“Fuck.”
I turned from her, wrenching my mouth from hers, and barely escaping the momentum of my bad intentions. I was shaking, scorching hot, and so very hard. The kitchen was too close, the space suffocating; her breathing filled my ears, a gentle and alluring beacon.
I didn’t quite have control of myself, not yet, and I hated not having control.
I stalked to the door, opened it, and stepped outside. The frigid gust of late-autumn wind a welcome and sobering diversion. Ironically, the very fixation that brought me to this moment had been responsible for my eventual sobriety.
It was time for a stern talking-to. Clearly I required a harsh lecture and firm reminder as to what in the hell I was doing.
The entire point of me being here, of these lessons, was to help this woman learn how to stand on her own, make her own choices, not make them for her. I wasn’t going to be another person she trusted who took without asking, who made her decisions and perpetuated the vacuum of ignorance.
You will not be an asshole, Cletus Byron Winston. You will not take advantage. You will not.
“Why’d you stop?”
A short burst of laughter escaped my lungs. She was right behind me. I hadn’t heard her approach. My guard was down, so I answered without artifice.
“Believe me, if you were any other woman, I wouldn’t have.” Once the words were out a dull ache radiated outward from my chest. I had an odd, fleeting notion that my heart was hurling itself against my ribs, seeking hers.
“Practice . . . right.” Jennifer sounded like she was speaking to herself and I heard her take a shuffling step backward.
I shook my head, but didn’t correct her. A tense moment followed, during which I pulled my bottom lip through my teeth, tasting her there. I briefly considered telling her a falsehood—specifically, that she still required more kissing practice.
She broke the silence by clearing her throat. “Come back inside. I, uh, have something to give you. Do you want coffee or tea?”
My stomach soured at the sound of her forced cheerfulness. When I was certain I wasn’t in danger of mauling her again, as long as I keep my distance, I turned and followed her into the kitchen, closing and locking the door behind me.
Jenn pushed a cat-shaped cookie jar toward me, then turned and set a kettle to boil on the stove. “I need you to eat these cookies.”
I eyeballed the cookie jar. “This looks like one of those Japanese good luck cats.”
“A maneki neko. Yes. The paw moves—see?” Jennifer touched the paw lightly and sure enough the cat cookie jar waved.
“Where’d you get it?” I asked, surprising myself because I actually wanted to know.
“Eat the cookies. I received it from one of my pen pals.” She hadn’t yet made eye contact with me, instead busying herself with random tasks, like wiping down the counter or ordering me to eat cookies.
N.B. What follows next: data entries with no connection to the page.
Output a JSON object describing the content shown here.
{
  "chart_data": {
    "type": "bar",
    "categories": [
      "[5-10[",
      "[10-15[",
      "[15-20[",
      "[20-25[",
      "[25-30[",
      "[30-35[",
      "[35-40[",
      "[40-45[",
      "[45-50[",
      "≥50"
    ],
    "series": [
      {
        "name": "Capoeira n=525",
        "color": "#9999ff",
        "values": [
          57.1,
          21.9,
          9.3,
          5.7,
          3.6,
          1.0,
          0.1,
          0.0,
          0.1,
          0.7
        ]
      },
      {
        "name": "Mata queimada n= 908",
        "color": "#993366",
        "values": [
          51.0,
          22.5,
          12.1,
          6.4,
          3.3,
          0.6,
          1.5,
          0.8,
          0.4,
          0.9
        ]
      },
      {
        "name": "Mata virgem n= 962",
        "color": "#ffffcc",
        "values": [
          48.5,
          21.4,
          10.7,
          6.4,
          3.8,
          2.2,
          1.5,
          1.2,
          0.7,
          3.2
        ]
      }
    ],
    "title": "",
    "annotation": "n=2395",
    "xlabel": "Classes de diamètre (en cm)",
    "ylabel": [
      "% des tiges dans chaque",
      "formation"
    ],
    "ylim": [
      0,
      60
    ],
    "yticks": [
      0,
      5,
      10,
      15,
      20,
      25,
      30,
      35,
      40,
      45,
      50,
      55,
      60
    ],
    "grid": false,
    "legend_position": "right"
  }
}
I didn’t like the ashen cast to her skin or the stiff line of her mouth.
“Did she visit? Japan?” I selected a cookie from the top of the jar and took a bite, but stopped myself before I moaned. The cookie tasted just like Jennifer. It tasted like vanilla and nutmeg and awesome.
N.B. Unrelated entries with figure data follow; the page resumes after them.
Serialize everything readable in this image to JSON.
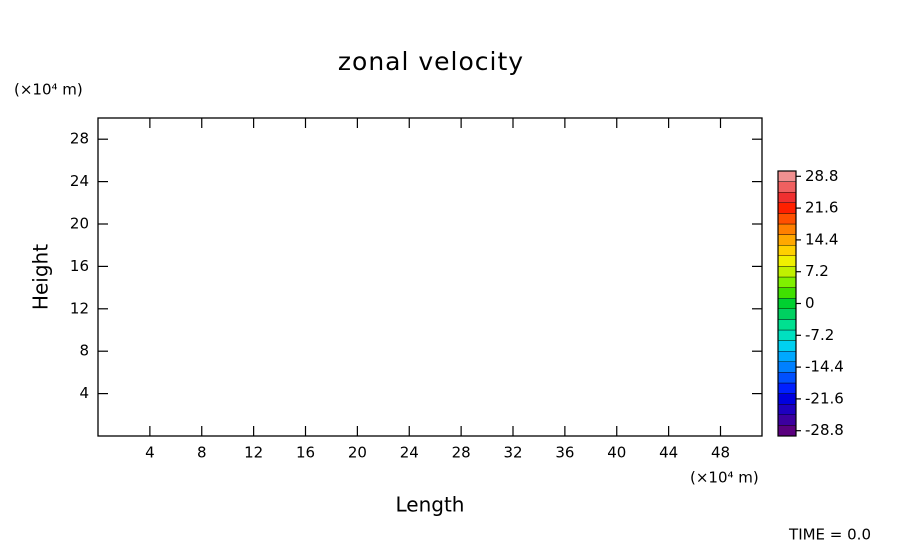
{
  "chart_data": {
    "type": "contour",
    "title": "zonal velocity",
    "xlabel": "Length",
    "ylabel": "Height",
    "x_unit": "(×10⁴ m)",
    "y_unit": "(×10⁴ m)",
    "time_label": "TIME = 0.0",
    "xlim": [
      0,
      51.2
    ],
    "xticks": [
      4,
      8,
      12,
      16,
      20,
      24,
      28,
      32,
      36,
      40,
      44,
      48
    ],
    "ylim": [
      0,
      30
    ],
    "yticks": [
      4,
      8,
      12,
      16,
      20,
      24,
      28
    ],
    "colorbar": {
      "lim": [
        -30,
        30
      ],
      "ticks": [
        28.8,
        21.6,
        14.4,
        7.2,
        0,
        -7.2,
        -14.4,
        -21.6,
        -28.8
      ],
      "colors": [
        "#5a007f",
        "#3c009f",
        "#1e00bf",
        "#0000df",
        "#0020ff",
        "#0050ff",
        "#0080ff",
        "#00a8ff",
        "#00d0f0",
        "#00e0c0",
        "#00e090",
        "#00d060",
        "#00d030",
        "#40e000",
        "#80f000",
        "#c0f000",
        "#f0f000",
        "#ffd000",
        "#ffa800",
        "#ff8000",
        "#ff5000",
        "#ff2000",
        "#f03030",
        "#f06060",
        "#f09090"
      ]
    }
  }
}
“No. She’s from Japan. She lives there. You’re going to have to eat all the cookies.” Jenn’s tone was uncharacteristically flat, and her eyes were on the teapot in front of her.
A spike of something odd, like longing but also heavy with frustration, had me debating my next words. I wanted to see her eyes but she wasn’t giving them to me.
“Why?” I asked.
“Why what?”
I grabbed two more. “Why do I have to eat all the cookies?”
“Because.”
Because.
She offered no other explanation. And now she was frowning at the teapot. Her chin wobbled and the sight had my heart hurling itself against my ribs again. I gritted my teeth and she pressed her lips together in a stubborn line.
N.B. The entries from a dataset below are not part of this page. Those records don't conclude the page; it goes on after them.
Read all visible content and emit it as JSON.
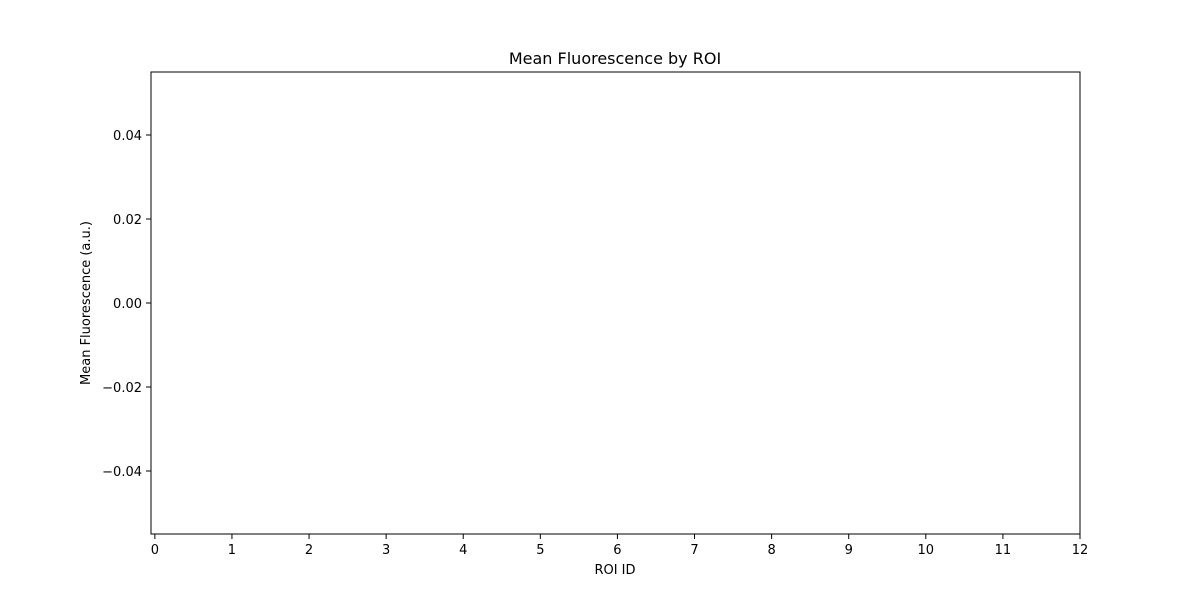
{
  "chart_data": {
    "type": "bar",
    "title": "Mean Fluorescence by ROI",
    "xlabel": "ROI ID",
    "ylabel": "Mean Fluorescence (a.u.)",
    "xlim": [
      -0.05,
      12
    ],
    "ylim": [
      -0.055,
      0.055
    ],
    "xticks": [
      0,
      1,
      2,
      3,
      4,
      5,
      6,
      7,
      8,
      9,
      10,
      11,
      12
    ],
    "xtick_labels": [
      "0",
      "1",
      "2",
      "3",
      "4",
      "5",
      "6",
      "7",
      "8",
      "9",
      "10",
      "11",
      "12"
    ],
    "yticks": [
      -0.04,
      -0.02,
      0.0,
      0.02,
      0.04
    ],
    "ytick_labels": [
      "−0.04",
      "−0.02",
      "0.00",
      "0.02",
      "0.04"
    ],
    "categories": [],
    "values": [],
    "grid": false,
    "colors": {
      "axes": "#000000",
      "background": "#ffffff"
    }
  }
}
She was unhappy. I’d made her unhappy. Making Jennifer unhappy was officially the worst feeling in the world, right up there with disappointing my brother Billy and seeing my sister cry.
So I blurted, “Have you ever done a cookie stand?”
She shook her head, sniffing, turning away from me to grab two cups.
“What’s that?” Her voice was rough.
“It’s like a keg stand, but with cookies.”
Jenn’s movements stilled. She blinked. A new frown formed, but this one was thoughtful, not miserable.
“You mean where those people do a handstand and drink beer?”
“That’s right. But with cookies.”
“That sounds awful.”
“At least you don’t get crumbs on your shirt.” I bit into the third cookie.
“Yes, but,” Jenn shook her head, a hesitant smile claiming her luscious lips, “then they’d go up your nose.”
“That’s the best part. You can save them for later.”